Growing up, I had a few too many bowls of gross pancake house grits that turned me off to them entirely for years. The fact that they were as bland as can be and the little jelly packets that were my only topping options really didn’t do anything for me, I’d much rather have the pancake stacks and Belgian waffles piled high with whipped cream.
But I recently gave grits another shot, though I went the savory route. So. Much. Better.
This breakfast concoction has mashed sweet potatoes and goat cheese mixed in and is topped with a runny fried egg. Way better than anything you’ll find in the pancake house.
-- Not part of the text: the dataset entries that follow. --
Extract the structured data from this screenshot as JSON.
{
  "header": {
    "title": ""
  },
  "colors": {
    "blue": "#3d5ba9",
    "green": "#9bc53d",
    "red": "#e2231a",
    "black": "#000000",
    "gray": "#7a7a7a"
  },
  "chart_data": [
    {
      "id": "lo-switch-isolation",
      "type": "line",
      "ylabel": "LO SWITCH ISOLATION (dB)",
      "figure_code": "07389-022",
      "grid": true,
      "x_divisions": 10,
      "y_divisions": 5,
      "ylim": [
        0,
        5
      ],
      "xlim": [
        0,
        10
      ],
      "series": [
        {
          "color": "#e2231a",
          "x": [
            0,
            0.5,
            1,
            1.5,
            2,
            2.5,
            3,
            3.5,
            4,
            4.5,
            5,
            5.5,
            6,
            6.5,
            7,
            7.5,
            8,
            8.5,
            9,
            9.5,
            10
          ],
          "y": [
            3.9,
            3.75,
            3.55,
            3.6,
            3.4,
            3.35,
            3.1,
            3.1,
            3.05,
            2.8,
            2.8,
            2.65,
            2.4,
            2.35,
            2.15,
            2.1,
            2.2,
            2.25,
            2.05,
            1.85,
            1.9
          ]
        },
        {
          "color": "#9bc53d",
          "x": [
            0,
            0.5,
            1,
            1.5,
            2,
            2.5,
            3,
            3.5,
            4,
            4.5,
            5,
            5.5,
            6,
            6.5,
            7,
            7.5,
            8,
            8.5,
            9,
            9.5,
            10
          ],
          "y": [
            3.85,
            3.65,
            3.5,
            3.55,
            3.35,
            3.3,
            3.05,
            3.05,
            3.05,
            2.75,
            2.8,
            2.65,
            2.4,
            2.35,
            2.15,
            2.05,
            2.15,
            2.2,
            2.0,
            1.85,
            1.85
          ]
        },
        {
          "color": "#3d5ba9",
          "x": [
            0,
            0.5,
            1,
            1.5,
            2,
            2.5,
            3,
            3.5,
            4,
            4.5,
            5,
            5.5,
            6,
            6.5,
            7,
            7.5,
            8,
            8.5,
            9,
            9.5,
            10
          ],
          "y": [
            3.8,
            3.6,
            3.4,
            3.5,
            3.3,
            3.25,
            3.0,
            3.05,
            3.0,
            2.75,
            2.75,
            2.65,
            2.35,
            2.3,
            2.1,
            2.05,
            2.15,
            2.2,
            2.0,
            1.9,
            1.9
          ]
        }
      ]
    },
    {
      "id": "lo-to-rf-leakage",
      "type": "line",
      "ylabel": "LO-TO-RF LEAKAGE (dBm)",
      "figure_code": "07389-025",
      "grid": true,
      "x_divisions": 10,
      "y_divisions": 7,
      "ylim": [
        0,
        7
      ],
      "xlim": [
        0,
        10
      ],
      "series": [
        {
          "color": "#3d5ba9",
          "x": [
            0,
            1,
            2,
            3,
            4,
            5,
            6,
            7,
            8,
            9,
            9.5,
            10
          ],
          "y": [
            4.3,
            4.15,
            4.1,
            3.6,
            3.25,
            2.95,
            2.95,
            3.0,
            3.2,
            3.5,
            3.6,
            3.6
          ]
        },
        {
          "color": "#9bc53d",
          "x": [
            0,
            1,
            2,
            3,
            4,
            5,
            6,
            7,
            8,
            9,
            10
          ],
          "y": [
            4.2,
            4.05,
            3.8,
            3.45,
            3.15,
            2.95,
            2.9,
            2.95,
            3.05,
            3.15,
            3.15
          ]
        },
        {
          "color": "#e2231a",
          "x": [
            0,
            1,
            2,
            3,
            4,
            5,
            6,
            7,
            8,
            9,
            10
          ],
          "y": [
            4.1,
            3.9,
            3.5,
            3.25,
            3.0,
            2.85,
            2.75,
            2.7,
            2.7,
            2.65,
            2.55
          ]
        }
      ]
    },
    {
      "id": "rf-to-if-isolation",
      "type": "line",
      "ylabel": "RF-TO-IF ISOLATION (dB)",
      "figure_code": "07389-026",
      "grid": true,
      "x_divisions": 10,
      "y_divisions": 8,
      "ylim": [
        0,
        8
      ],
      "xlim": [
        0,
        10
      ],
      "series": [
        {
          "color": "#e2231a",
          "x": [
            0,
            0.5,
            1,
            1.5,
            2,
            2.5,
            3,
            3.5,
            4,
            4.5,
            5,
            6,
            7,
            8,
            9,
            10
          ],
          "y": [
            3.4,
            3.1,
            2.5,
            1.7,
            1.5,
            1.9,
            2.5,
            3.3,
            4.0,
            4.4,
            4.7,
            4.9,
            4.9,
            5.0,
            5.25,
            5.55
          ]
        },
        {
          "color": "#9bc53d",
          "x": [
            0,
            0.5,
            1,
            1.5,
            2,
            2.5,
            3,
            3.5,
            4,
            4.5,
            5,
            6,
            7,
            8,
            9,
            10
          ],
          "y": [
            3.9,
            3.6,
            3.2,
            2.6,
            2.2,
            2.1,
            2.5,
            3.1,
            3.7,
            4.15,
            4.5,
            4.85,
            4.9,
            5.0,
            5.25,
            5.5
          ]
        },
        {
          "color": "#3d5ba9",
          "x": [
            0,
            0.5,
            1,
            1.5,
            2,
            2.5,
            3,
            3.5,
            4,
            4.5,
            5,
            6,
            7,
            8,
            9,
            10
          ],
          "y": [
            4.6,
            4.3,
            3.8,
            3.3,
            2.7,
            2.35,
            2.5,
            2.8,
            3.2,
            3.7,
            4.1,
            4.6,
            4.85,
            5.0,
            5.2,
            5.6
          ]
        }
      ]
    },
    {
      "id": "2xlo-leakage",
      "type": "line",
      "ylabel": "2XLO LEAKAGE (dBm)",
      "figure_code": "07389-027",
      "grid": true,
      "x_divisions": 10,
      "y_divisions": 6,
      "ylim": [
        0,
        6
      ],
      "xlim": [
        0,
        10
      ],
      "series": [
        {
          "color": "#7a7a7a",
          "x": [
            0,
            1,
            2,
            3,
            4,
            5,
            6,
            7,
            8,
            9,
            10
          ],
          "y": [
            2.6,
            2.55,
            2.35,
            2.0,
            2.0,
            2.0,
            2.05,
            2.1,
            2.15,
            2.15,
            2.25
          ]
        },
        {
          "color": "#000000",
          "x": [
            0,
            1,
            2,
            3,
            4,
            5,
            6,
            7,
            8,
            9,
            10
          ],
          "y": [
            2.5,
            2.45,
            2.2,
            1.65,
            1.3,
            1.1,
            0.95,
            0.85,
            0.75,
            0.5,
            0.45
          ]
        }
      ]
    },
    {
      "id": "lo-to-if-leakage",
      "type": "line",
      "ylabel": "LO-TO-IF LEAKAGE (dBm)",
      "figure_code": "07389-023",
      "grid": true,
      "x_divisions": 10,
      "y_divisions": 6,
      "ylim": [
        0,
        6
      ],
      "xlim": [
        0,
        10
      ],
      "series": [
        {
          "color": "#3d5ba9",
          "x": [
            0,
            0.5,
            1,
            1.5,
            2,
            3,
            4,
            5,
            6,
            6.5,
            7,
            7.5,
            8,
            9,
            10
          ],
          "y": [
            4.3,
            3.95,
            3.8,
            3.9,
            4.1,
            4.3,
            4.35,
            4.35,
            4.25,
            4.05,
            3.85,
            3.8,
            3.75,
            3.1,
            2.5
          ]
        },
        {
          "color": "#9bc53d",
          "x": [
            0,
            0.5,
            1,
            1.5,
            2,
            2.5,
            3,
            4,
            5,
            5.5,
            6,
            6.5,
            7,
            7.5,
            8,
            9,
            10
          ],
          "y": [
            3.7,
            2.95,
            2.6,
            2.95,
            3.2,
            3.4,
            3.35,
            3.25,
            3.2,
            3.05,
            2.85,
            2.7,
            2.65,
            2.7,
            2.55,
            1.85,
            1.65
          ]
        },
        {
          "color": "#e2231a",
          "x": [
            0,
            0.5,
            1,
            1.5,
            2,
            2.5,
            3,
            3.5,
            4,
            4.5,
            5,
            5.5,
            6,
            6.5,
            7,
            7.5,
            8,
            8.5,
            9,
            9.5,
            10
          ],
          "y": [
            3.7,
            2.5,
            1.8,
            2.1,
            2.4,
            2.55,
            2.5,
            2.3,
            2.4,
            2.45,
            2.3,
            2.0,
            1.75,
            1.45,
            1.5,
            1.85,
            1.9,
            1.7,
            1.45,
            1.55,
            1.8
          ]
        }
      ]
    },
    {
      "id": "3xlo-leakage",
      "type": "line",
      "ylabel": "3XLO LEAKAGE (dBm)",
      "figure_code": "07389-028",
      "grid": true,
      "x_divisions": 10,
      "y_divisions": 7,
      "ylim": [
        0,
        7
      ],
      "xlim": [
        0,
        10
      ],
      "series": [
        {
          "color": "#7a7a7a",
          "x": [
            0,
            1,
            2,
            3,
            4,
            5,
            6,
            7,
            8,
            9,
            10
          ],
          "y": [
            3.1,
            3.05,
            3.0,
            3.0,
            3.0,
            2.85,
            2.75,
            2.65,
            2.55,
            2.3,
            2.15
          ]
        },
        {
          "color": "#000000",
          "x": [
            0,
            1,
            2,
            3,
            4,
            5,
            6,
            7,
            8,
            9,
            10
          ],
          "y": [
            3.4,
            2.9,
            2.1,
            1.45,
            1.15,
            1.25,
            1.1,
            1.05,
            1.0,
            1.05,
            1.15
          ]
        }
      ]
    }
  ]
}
Savory sweet potato-goat cheese grits recipe
These savory grits are perfect for breakfast, come together in 15 minutes and are filled with sweet potatoes and goat cheese.
Prep time: 5 minutes | Cook time: 10 minutes | Total time: 15 minutes
- 1 cup water
- 1 cup milk
- 1/2 cup grits
- Salt and pepper
- 1/2 cup mashed sweet potatoes
- 2 ounces goat cheese
- 2 eggs
- Chopped green onions, for garnish
- In a small saucepot, bring the water and milk to a boil.
- Once the water and milk are boiling, add the grits to the pot, and lower the heat to medium-low. Stir frequently until thickened.
- Season with salt and pepper, then add the goat cheese and sweet potatoes, and continue stirring until the cheese has melted and sweet potatoes are incorporated. Turn off the heat, and set the pot aside.
- Heat a small greased skillet over medium heat. Add the eggs once the skillet is hot, and fry.
- Spoon the grits into 2 bowls, top each with a fried egg, and garnish with the green onions.